Наверное, царбер — это солдат. Войник по-местному. Выясню, когда говорить не станет преступлением. Вон как Милослава зыркает, чтоб вели себя прилично.
Двое царберов приготовились записывать въезжающих на пергамент. Мы приблизились.
— Милослава, Карина и Зарина Варфоломеины, — отчеканила царевна. Пропустив вперед сестер, назвала остальных. — Ангелы Тома и Чапа. Дорофей и Порфирий Милославины.
Мужья царевны внесли Шурика.
— Крепостной Западной границы Щербак.
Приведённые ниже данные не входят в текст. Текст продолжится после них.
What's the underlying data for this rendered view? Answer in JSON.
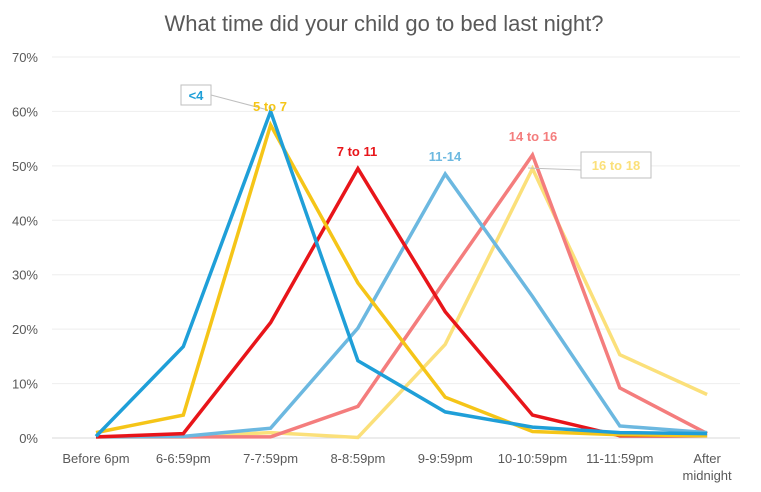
{
  "chart_data": {
    "type": "line",
    "title": "What time did your child go to bed last night?",
    "xlabel": "",
    "ylabel": "",
    "ylim": [
      0,
      70
    ],
    "y_ticks": [
      "0%",
      "10%",
      "20%",
      "30%",
      "40%",
      "50%",
      "60%",
      "70%"
    ],
    "grid": true,
    "legend": "none (series labeled directly on lines)",
    "categories": [
      "Before 6pm",
      "6-6:59pm",
      "7-7:59pm",
      "8-8:59pm",
      "9-9:59pm",
      "10-10:59pm",
      "11-11:59pm",
      "After midnight"
    ],
    "series": [
      {
        "name": "<4",
        "color": "#1f9fd8",
        "values": [
          0.3,
          16.8,
          60.0,
          14.2,
          4.8,
          2.0,
          1.0,
          0.8
        ]
      },
      {
        "name": "5 to 7",
        "color": "#f5c518",
        "values": [
          1.0,
          4.2,
          57.5,
          28.5,
          7.5,
          1.2,
          0.6,
          0.4
        ]
      },
      {
        "name": "7 to 11",
        "color": "#e8151a",
        "values": [
          0.2,
          0.8,
          21.2,
          49.5,
          23.2,
          4.2,
          0.4,
          0.4
        ]
      },
      {
        "name": "11-14",
        "color": "#6cb8e0",
        "values": [
          0.2,
          0.3,
          1.8,
          20.2,
          48.5,
          26.0,
          2.2,
          1.0
        ]
      },
      {
        "name": "14 to 16",
        "color": "#f47d7d",
        "values": [
          0.2,
          0.2,
          0.2,
          5.8,
          29.0,
          52.0,
          9.2,
          0.8
        ]
      },
      {
        "name": "16 to 18",
        "color": "#fbe07a",
        "values": [
          0.2,
          0.2,
          1.0,
          0.1,
          17.2,
          49.5,
          15.3,
          8.0
        ]
      }
    ]
  }
}
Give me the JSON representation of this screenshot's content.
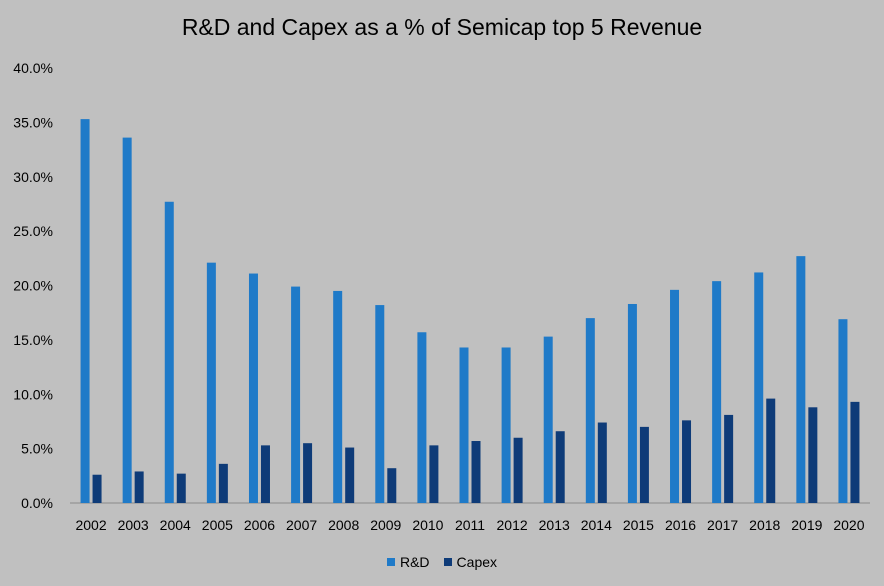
{
  "chart_data": {
    "type": "bar",
    "title": "R&D and Capex as a % of Semicap top 5 Revenue",
    "xlabel": "",
    "ylabel": "",
    "ylim": [
      0,
      40
    ],
    "yticks": [
      "0.0%",
      "5.0%",
      "10.0%",
      "15.0%",
      "20.0%",
      "25.0%",
      "30.0%",
      "35.0%",
      "40.0%"
    ],
    "categories": [
      "2002",
      "2003",
      "2004",
      "2005",
      "2006",
      "2007",
      "2008",
      "2009",
      "2010",
      "2011",
      "2012",
      "2013",
      "2014",
      "2015",
      "2016",
      "2017",
      "2018",
      "2019",
      "2020"
    ],
    "series": [
      {
        "name": "R&D",
        "color": "#1f7ac8",
        "values": [
          35.3,
          33.6,
          27.7,
          22.1,
          21.1,
          19.9,
          19.5,
          18.2,
          15.7,
          14.3,
          14.3,
          15.3,
          17.0,
          18.3,
          19.6,
          20.4,
          21.2,
          22.7,
          16.9
        ]
      },
      {
        "name": "Capex",
        "color": "#0e3b78",
        "values": [
          2.6,
          2.9,
          2.7,
          3.6,
          5.3,
          5.5,
          5.1,
          3.2,
          5.3,
          5.7,
          6.0,
          6.6,
          7.4,
          7.0,
          7.6,
          8.1,
          9.6,
          8.8,
          9.3
        ]
      }
    ],
    "grid": false,
    "legend_position": "bottom"
  }
}
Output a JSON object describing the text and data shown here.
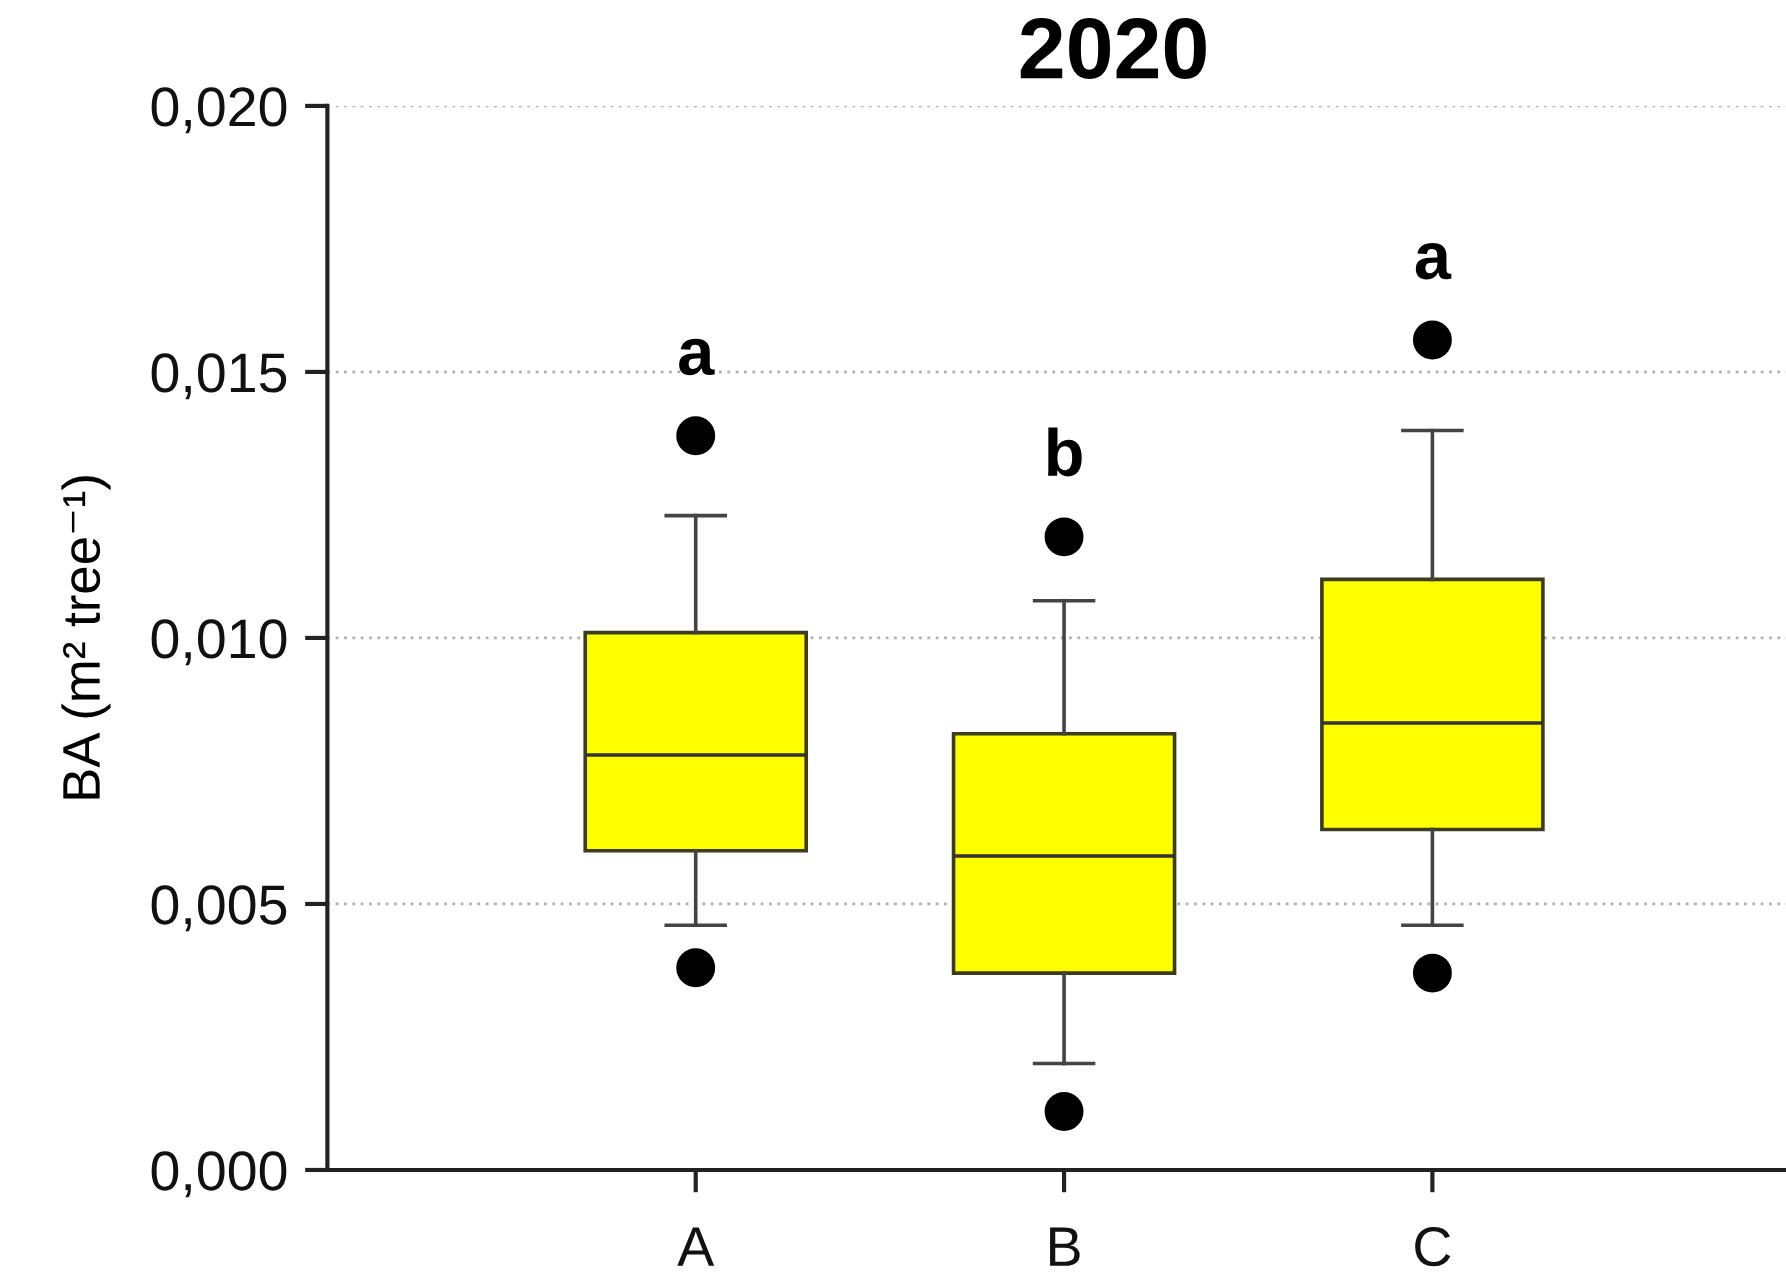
{
  "chart_data": {
    "type": "box",
    "title": "2020",
    "ylabel": "BA (m² tree⁻¹)",
    "categories": [
      "A",
      "B",
      "C"
    ],
    "boxes": [
      {
        "low": 0.0046,
        "q1": 0.006,
        "median": 0.0078,
        "q3": 0.0101,
        "high": 0.0123,
        "outliers": [
          0.0038,
          0.0138
        ]
      },
      {
        "low": 0.002,
        "q1": 0.0037,
        "median": 0.0059,
        "q3": 0.0082,
        "high": 0.0107,
        "outliers": [
          0.0011,
          0.0119
        ]
      },
      {
        "low": 0.0046,
        "q1": 0.0064,
        "median": 0.0084,
        "q3": 0.0111,
        "high": 0.0139,
        "outliers": [
          0.0037,
          0.0156
        ]
      }
    ],
    "color": "#ffff00",
    "ylim": [
      0,
      0.02
    ],
    "yticks": [
      {
        "value": 0,
        "label": "0,000"
      },
      {
        "value": 0.005,
        "label": "0,005"
      },
      {
        "value": 0.01,
        "label": "0,010"
      },
      {
        "value": 0.015,
        "label": "0,015"
      },
      {
        "value": 0.02,
        "label": "0,020"
      }
    ],
    "grid": "y",
    "annotations": [
      "a",
      "b",
      "a"
    ]
  }
}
Порван волками.
«Не лжесвидетельствуй!» — вспомнилась заповедь.
Ворота с болью в суставах отворились.
— Цекада. — Зарина обвела руками уходящий вдаль и закругляющийся там забор, словно объяснив этим что-то.
— Цикада? — Под этим именем я знал только невыносимо трещавшее по ночам насекомое.
— Царский караван-дворец. ЦКД. Мы говорим — цекада.
Ясно, караван-сарай в местном антураже. По мне, так это постоялый двор. Именно двор, где за оградой вдоль одной стены находилась конюшня, вдоль других несколько грубо сляпанных избушек, перетекающих одна в другую. Между конюшней и жильем дымила кухня, около нее торчал бревенчатый колодец с навесом. За жильем, перебивая ароматами кухню, располагалось отхожее место.